Fin d’un irréalisme fossile

Il appert que le gouvernement Legault jongle avec la possibilité de mettre un terme à l’exploration pétrolière et gazière au Québec. Le signal serait un message « cohérent avec la réalité de 2021 », dans une relance que l’on souhaite la plus verte possible, avec pour pierre angulaire l’électrification du transport, et ce, avec l’objectif d’une « carboneutralité » d’ici 2050. « On voit bien que l’avenir, au Québec, n’est pas dans l’exploitation du gaz et du pétrole », selon une affirmation du ministre de l’Énergie et des Ressources naturelles, Jonatan Julien, reprise par Le Devoir.

Il faut être en phase avec son époque et avec la réalité climatique. Cette réflexion du gouvernement s’inscrit dans l’air du temps, une avancée du Québec dans l’exploitation pétrolière et gazière serait d’ailleurs un contresens. L’Agence internationale de l’énergie, à qui l’on a longtemps prêté un parti pris fossile, n’a pas été sans étonner le 18 mai dernier avec son plaidoyer coup-de-poing demandant l’abandon de tout nouveau projet d’exploration et d’exploitation d’énergies fossiles et l’interruption des ventes de voitures thermiques neuves au-delà de 2035, le tout en se faisant l’apôtre d’investissements massifs dans le développement des énergies renouvelables.

De plus, dans un article publié dans la revue Nature, des scientifiques viennent d’indiquer que près de 60 % des réserves de pétrole et de gaz doivent rester dans le sol pour limiter le réchauffement à 1,5 degré d’ici 2050. Dans un récent texte du Devoir, on pouvait lire que ces chercheurs évaluent que, d’ici 2050, 90 %, des réserves connues de charbon doivent impérativement demeurer dans le sol, mais aussi 60 % des réserves de pétrole et de gaz naturel.
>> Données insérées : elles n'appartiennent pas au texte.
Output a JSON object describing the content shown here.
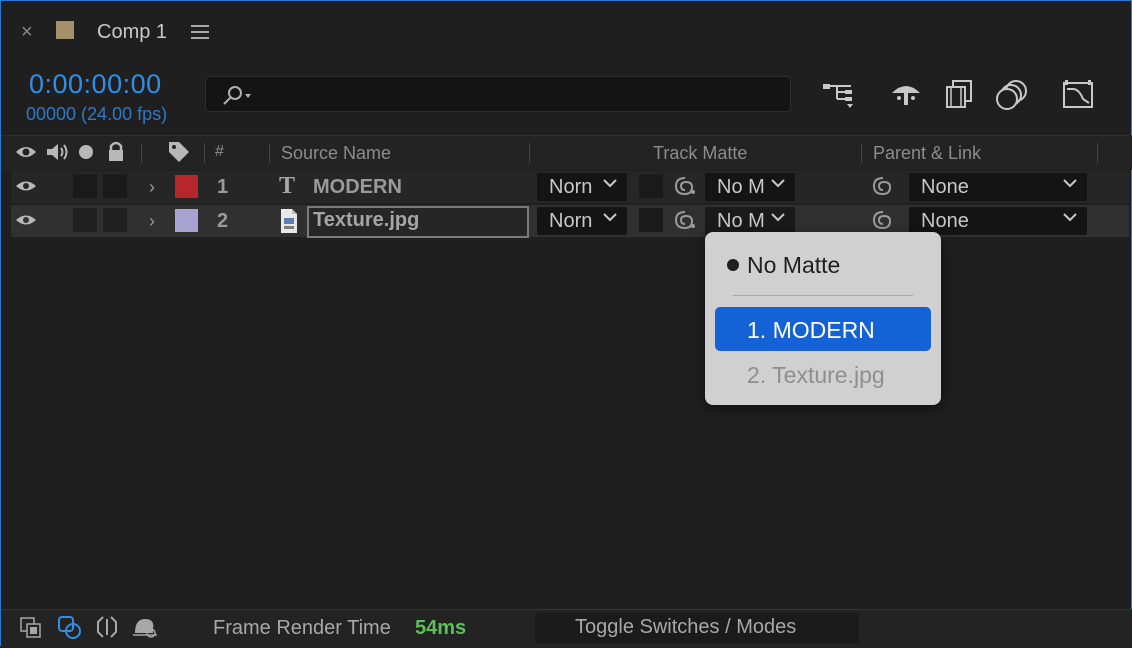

Le Canada devrait faire une croix sur pas moins de 84 % de ses réserves de sables bitumineux. Toutefois, dès que les premiers vents de cette réflexion du gouvernement Legault ont soufflé, de hauts cris ont été lancés, empruntant à cette bonne vieille approche en économie classique consistant à s’attarder au coût d’opportunité.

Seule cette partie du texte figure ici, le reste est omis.